This pandemic may be an extinction event for the traditional university lecture.
It's Tuesday, when I usually teach Sustainable Design to students in the Faculty of Arts and Communication at Ryerson University, mostly students from the Ryerson School of Interior Design. Except this year I am not getting on my e-bike and riding down to the campus; we are all teaching remotely thanks to the pandemic. This is actually something that really intrigued and excited me because I teach a one-term option where I have been doing a relatively traditional old-guy-stands-at-front-and-lectures kind of course, and then would have students do presentations to the class.
This year, we have been preoccupied with the 1.5 degree lifestyle; students were required to pick a topic from a long list and explain where the CO2 emissions came from and what we can do about it; I hope to collect them all and publish them. They also do book reviews that I publish online; you can see the last ten years of them here. Through all of this, I have been learning how to do a better remote lecture, and share those lessons here.
Radical Simplicity
A few weeks before we were all sent home I had a feeling that we wouldn't be here for much longer and started filming my class with my new iPhone 11 Pro. I basically gave it to one of my students, who did a pretty good job. Sound quality wasn't great, but she had a steady hand. The subject was radical simplicity, and it started off with a rant about Bjarke Ingels and unnecessary complexity that went on for far too long. I did a post based on the lecture that makes the same mistake.
Lesson: Figure out your priorities and budget your time. Nobody has to sit around an online presentation like they do in class.
Minimalism and the coronavirus
In this lecture, I used the same tech, talking about my favorite subject, the roots of modernism and minimalism as a response to the Spanish Flu and tuberculosis. Sound quality isn't terrible but it's not a very professional way to do a lecture. You can read about it all in TreeHugger in How modern, minimalist design (and washing your hands) can fight disease and more recently, lessons applied from this in Home design lessons from the Coronavirus.
How we get around determines what we build
Years ago Alex Steffen wrote that “what we build determines how we get around” in a post about why people in the suburbs all drive cars. I thought he had it backward; it is the available technology, how we get around, that determines what we build. So I go through the history of the streetcar suburb where I live, and how that evolved into the car-based suburb after the Second World War. Even though most of my students are studying interior design, I felt it critical to explain how this all evolved and how important it is if we are going to reduce our carbon footprints.
The student holding the camera for this lecture was all over the place, and I decided I had to do something to solve the video and sound problems.
I purchased this neat little COMICA wireless Lavalier microphone designed for the iPhone that came complete with a tripod, thinking it would pay for itself over the course of the year.
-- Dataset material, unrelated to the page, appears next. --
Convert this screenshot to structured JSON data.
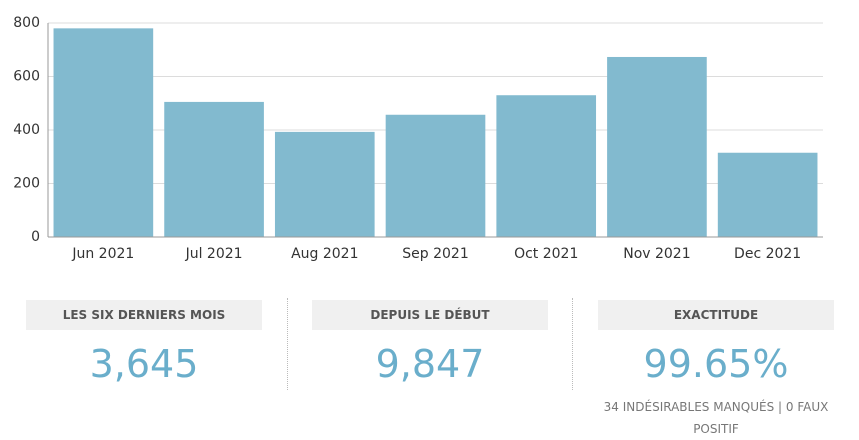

It was much, much better in the next lecture, although it drops out here and there, I think because I didn't clip the mic onto my sweater properly. But it is so much better.
Plastic waste: How we got it and what we have to do about it
How we got buried in plastic, how the linear economy started, how we got trapped in it, how recycling is a fraud, how we have to change the way we live. I summarized it in a post recently: How plastics add to the climate crisis.
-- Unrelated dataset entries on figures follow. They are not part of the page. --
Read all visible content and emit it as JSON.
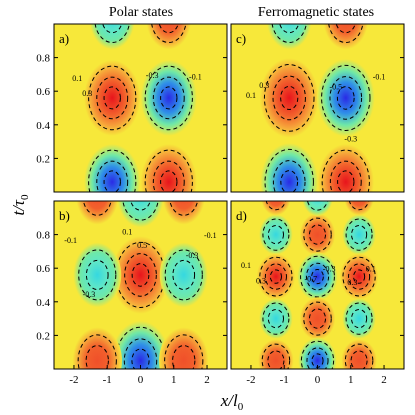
{
  "figure": {
    "col_titles": [
      "Polar states",
      "Ferromagnetic states"
    ],
    "ylabel": {
      "main": "t/τ",
      "sub": "0"
    },
    "xlabel": {
      "main": "x/l",
      "sub": "0"
    }
  },
  "chart_data": [
    {
      "type": "heatmap",
      "panel": "a)",
      "column": "Polar states",
      "xlim": [
        -2.6,
        2.6
      ],
      "ylim": [
        0,
        1.0
      ],
      "x_ticks": [],
      "y_ticks": [
        "0.8",
        "0.6",
        "0.4",
        "0.2"
      ],
      "grid": false,
      "contour_labels": [
        {
          "text": "0.1",
          "x": -1.9,
          "y": 0.66
        },
        {
          "text": "0.3",
          "x": -1.6,
          "y": 0.57
        },
        {
          "text": "-0.3",
          "x": 0.35,
          "y": 0.68
        },
        {
          "text": "-0.1",
          "x": 1.65,
          "y": 0.67
        }
      ],
      "blobs": [
        {
          "x": -0.85,
          "y": 0.56,
          "value": 0.8
        },
        {
          "x": 0.85,
          "y": 0.56,
          "value": -0.8
        },
        {
          "x": -0.85,
          "y": 0.06,
          "value": -0.8
        },
        {
          "x": 0.85,
          "y": 0.06,
          "value": 0.8
        },
        {
          "x": -0.85,
          "y": 1.03,
          "value": -0.4
        },
        {
          "x": 0.85,
          "y": 1.03,
          "value": 0.4
        }
      ]
    },
    {
      "type": "heatmap",
      "panel": "c)",
      "column": "Ferromagnetic states",
      "xlim": [
        -2.6,
        2.6
      ],
      "ylim": [
        0,
        1.0
      ],
      "x_ticks": [],
      "y_ticks": [],
      "grid": false,
      "contour_labels": [
        {
          "text": "0.1",
          "x": -2.0,
          "y": 0.56
        },
        {
          "text": "0.3",
          "x": -1.6,
          "y": 0.62
        },
        {
          "text": "-0.5",
          "x": 0.55,
          "y": 0.61
        },
        {
          "text": "-0.1",
          "x": 1.85,
          "y": 0.67
        },
        {
          "text": "-0.3",
          "x": 1.0,
          "y": 0.3
        }
      ],
      "blobs": [
        {
          "x": -0.85,
          "y": 0.56,
          "value": 0.9
        },
        {
          "x": 0.85,
          "y": 0.56,
          "value": -0.85
        },
        {
          "x": -0.85,
          "y": 0.06,
          "value": -0.85
        },
        {
          "x": 0.85,
          "y": 0.06,
          "value": 0.8
        },
        {
          "x": -0.85,
          "y": 1.03,
          "value": -0.4
        },
        {
          "x": 0.85,
          "y": 1.03,
          "value": 0.4
        }
      ]
    },
    {
      "type": "heatmap",
      "panel": "b)",
      "column": "Polar states",
      "xlim": [
        -2.6,
        2.6
      ],
      "ylim": [
        0,
        1.0
      ],
      "x_ticks": [
        "-2",
        "-1",
        "0",
        "1",
        "2"
      ],
      "y_ticks": [
        "0.8",
        "0.6",
        "0.4",
        "0.2"
      ],
      "grid": false,
      "contour_labels": [
        {
          "text": "-0.1",
          "x": -2.1,
          "y": 0.75
        },
        {
          "text": "0.1",
          "x": -0.4,
          "y": 0.8
        },
        {
          "text": "0.5",
          "x": 0.05,
          "y": 0.72
        },
        {
          "text": "-0.3",
          "x": -1.55,
          "y": 0.43
        },
        {
          "text": "-0.3",
          "x": 1.55,
          "y": 0.66
        },
        {
          "text": "-0.1",
          "x": 2.1,
          "y": 0.78
        }
      ],
      "blobs": [
        {
          "x": 0.0,
          "y": 0.56,
          "value": 0.85
        },
        {
          "x": -1.3,
          "y": 0.56,
          "value": -0.5
        },
        {
          "x": 1.3,
          "y": 0.56,
          "value": -0.5
        },
        {
          "x": 0.0,
          "y": 0.05,
          "value": -0.9
        },
        {
          "x": -1.3,
          "y": 0.05,
          "value": 0.55
        },
        {
          "x": 1.3,
          "y": 0.05,
          "value": 0.55
        },
        {
          "x": 0.0,
          "y": 1.03,
          "value": -0.45
        },
        {
          "x": -1.3,
          "y": 1.03,
          "value": 0.3
        },
        {
          "x": 1.3,
          "y": 1.03,
          "value": 0.3
        }
      ]
    },
    {
      "type": "heatmap",
      "panel": "d)",
      "column": "Ferromagnetic states",
      "xlim": [
        -2.6,
        2.6
      ],
      "ylim": [
        0,
        1.0
      ],
      "x_ticks": [
        "-2",
        "-1",
        "0",
        "1",
        "2"
      ],
      "y_ticks": [],
      "grid": false,
      "contour_labels": [
        {
          "text": "0.1",
          "x": -2.15,
          "y": 0.6
        },
        {
          "text": "0.3",
          "x": -1.7,
          "y": 0.51
        },
        {
          "text": "-0.7",
          "x": -0.2,
          "y": 0.52
        },
        {
          "text": "-0.3",
          "x": 0.35,
          "y": 0.58
        },
        {
          "text": "0.1",
          "x": 1.6,
          "y": 0.58
        },
        {
          "text": "0.3",
          "x": 1.05,
          "y": 0.5
        }
      ],
      "blobs": [
        {
          "x": -1.25,
          "y": 0.8,
          "value": -0.5
        },
        {
          "x": 0.0,
          "y": 0.8,
          "value": 0.6
        },
        {
          "x": 1.25,
          "y": 0.8,
          "value": -0.5
        },
        {
          "x": -1.25,
          "y": 0.55,
          "value": 0.75
        },
        {
          "x": 0.0,
          "y": 0.55,
          "value": -0.85
        },
        {
          "x": 1.25,
          "y": 0.55,
          "value": 0.75
        },
        {
          "x": -1.25,
          "y": 0.3,
          "value": -0.5
        },
        {
          "x": 0.0,
          "y": 0.3,
          "value": 0.6
        },
        {
          "x": 1.25,
          "y": 0.3,
          "value": -0.5
        },
        {
          "x": -1.25,
          "y": 0.05,
          "value": 0.6
        },
        {
          "x": 0.0,
          "y": 0.05,
          "value": -0.75
        },
        {
          "x": 1.25,
          "y": 0.05,
          "value": 0.6
        },
        {
          "x": -1.25,
          "y": 1.02,
          "value": 0.3
        },
        {
          "x": 0.0,
          "y": 1.02,
          "value": -0.35
        },
        {
          "x": 1.25,
          "y": 1.02,
          "value": 0.3
        }
      ]
    }
  ]
}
The history of the bathroom, and why we wash our hands, Part 1
I only got to use that lovely remote mic once, because then we all got sent home. I will save it for next year. So now I am simply talking over my slides, which I often do with public speaking, so it should be easy. It's also a subject I know really well, having been talking about plumbing and sewers for years on TreeHugger and thinking it particularly appropriate in this time of the coronavirus, even if it is off the theme of our carbon footprint. Wanting to keep it shorter, I broke it into two parts. You can read part of it here in A brief history of handwashing.
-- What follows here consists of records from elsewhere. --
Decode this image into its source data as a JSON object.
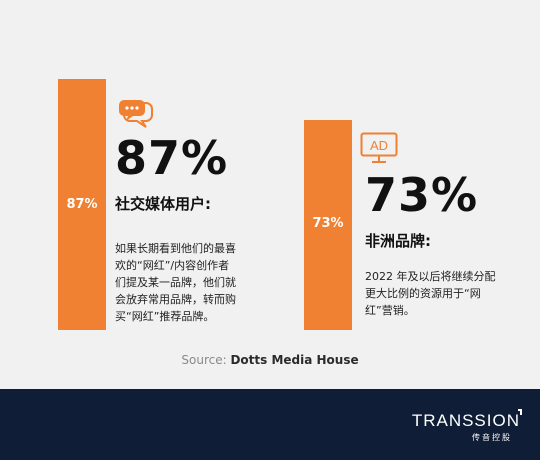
{
  "chart_data": {
    "type": "bar",
    "categories": [
      "社交媒体用户",
      "非洲品牌"
    ],
    "values": [
      87,
      73
    ],
    "ylim": [
      0,
      100
    ],
    "data_labels": [
      "87%",
      "73%"
    ],
    "colors": {
      "bar": "#f08132",
      "background": "#f1f1f2",
      "footer": "#0f1e36"
    }
  },
  "stats": [
    {
      "value_text": "87%",
      "heading": "社交媒体用户:",
      "lines": [
        "如果长期看到他们的最喜",
        "欢的“网红”/内容创作者",
        "们提及某一品牌，他们就",
        "会放弃常用品牌，转而购",
        "买“网红”推荐品牌。"
      ],
      "icon": "chat-bubbles-icon"
    },
    {
      "value_text": "73%",
      "heading": "非洲品牌:",
      "lines": [
        "2022 年及以后将继续分配",
        "更大比例的资源用于“网",
        "红”营销。"
      ],
      "icon": "ad-monitor-icon",
      "icon_text": "AD"
    }
  ],
  "source": {
    "prefix": "Source: ",
    "name": "Dotts Media House"
  },
  "footer": {
    "logo_text": "TRANSSION",
    "logo_sub": "传音控股"
  }
}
But when I do a public lecture, I rehearse it many times, often writing presenter notes under the slide. Here I just talked it through and was not happy with the results, quite a few stumbles and could have been better organized.
The history of the bathroom, Part 2
In this section, I look at how the bathroom itself actually evolved, really for the convenience of plumbers and developers rather than the health and safety of the users. It is much better; I wrote a script, put presenter notes under every slide, talked more quickly and kept it shorter. It is much better.
It will be interesting to see what happens when we come out on the other side of this. For most studio type courses, working from home is obviously going to be problematic, you live and breathe the studio. I always felt it important that my students do presentations, live in front of the class because that is what they, as designers, will have to do in the working world; their life is a crit session. However, many in the half of the class that didn't get to present in person have come up with some very clever workarounds.
Ten years ago, everyone was talking about the MOOC or Massive Open Online Course as the future of education. It didn't quite turn out that way. I wrote five years ago how “every January I stand up in front of a new crop of students and face a wall of white glowing apples and think that there has to be a better way to deliver a message and figure out if they learned any of it.” I suspect that when we come out of this, our universities will be very different, not quite MOOCs, but when it comes to traditional lectures, this is an extinction event.